After we bought movie tickets we got supper in the food court and walked around for a couple of hours until the movie started.  We saw How to Train Your Dragon, which was super cute.  I actually liked it enough to buy it. 

On Sunday we didn't go to church, because I was half asleep and didn't set the alarm right.  Oops!  Instead we helped SIL and BIL go get their new couches, and they gave us theirs which are only about a year old.  A little upholstery cleaner and they'll be good as new! We are so grateful to finally have comfortable furniture that looks nice.   

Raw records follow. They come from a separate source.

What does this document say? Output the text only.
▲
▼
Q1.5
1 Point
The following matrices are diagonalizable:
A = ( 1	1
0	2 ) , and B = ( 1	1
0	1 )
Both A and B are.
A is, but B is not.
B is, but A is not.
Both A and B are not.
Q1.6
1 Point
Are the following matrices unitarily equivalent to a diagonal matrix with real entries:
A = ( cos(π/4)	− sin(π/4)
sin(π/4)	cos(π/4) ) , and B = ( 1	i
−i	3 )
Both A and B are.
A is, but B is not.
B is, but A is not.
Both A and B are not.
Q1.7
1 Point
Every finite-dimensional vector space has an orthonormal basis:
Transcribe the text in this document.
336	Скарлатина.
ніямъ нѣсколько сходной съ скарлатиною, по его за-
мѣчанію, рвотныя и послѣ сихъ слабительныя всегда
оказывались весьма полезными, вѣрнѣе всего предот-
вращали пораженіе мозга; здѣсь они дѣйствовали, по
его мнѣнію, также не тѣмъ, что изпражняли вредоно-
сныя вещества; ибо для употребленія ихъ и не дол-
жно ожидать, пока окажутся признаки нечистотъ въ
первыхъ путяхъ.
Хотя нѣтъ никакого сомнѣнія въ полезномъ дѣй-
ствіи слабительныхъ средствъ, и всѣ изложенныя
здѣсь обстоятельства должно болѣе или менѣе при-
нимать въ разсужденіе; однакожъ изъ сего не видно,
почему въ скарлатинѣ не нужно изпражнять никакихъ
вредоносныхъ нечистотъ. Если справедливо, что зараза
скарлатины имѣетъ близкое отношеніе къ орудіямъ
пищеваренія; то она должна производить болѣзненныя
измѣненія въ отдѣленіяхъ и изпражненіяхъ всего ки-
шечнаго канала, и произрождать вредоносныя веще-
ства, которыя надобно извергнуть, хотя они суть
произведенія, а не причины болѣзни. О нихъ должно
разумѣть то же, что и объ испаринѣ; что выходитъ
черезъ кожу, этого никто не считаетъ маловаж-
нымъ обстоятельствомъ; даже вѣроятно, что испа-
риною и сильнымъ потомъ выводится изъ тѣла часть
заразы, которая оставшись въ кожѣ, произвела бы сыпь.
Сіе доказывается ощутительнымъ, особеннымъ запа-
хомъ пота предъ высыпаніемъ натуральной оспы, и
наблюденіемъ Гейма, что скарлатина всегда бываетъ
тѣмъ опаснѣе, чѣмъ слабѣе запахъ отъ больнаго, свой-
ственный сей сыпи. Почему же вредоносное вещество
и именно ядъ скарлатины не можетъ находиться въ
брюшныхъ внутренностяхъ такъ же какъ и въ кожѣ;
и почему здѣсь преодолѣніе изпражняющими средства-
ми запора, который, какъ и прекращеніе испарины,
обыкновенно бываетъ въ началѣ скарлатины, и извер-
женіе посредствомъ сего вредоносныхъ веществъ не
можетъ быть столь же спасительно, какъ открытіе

This morning I dropped Nathan off at the warehouse and went to my appointment with Dr. H.  I went last week but my morning sugar numbers were a little high so he gave me a week to get them under control.  Today he said that all of my numbers look good--better than 90% of preggo's who don't have G.D.  So yay!  He also gave me a lovely compliment, saying that he admired my discipline to have quit smoking when I found out I was pregnant and now to be monitoring my blood sugar and trying to eat properly and learn about diabetes without the benefit of  all the classes and the personal nutritionist consult.  It made me feel good.  Piglet is growing well and I have to go back again in a week to get my Strep B test done.  I'm not sure if I'll have to keep going in weekly or if I'll be able to go back to the two week schedule for a while but it doesn't really matter as long as its to keep us both well. I'll also have an ultrasound a bit later on, probably around 36 weeks. That will help Dr. H determine Piglet's size and whether or not I can wait to go into labor naturally (which is my goal). Oh, and I actually lost a pound!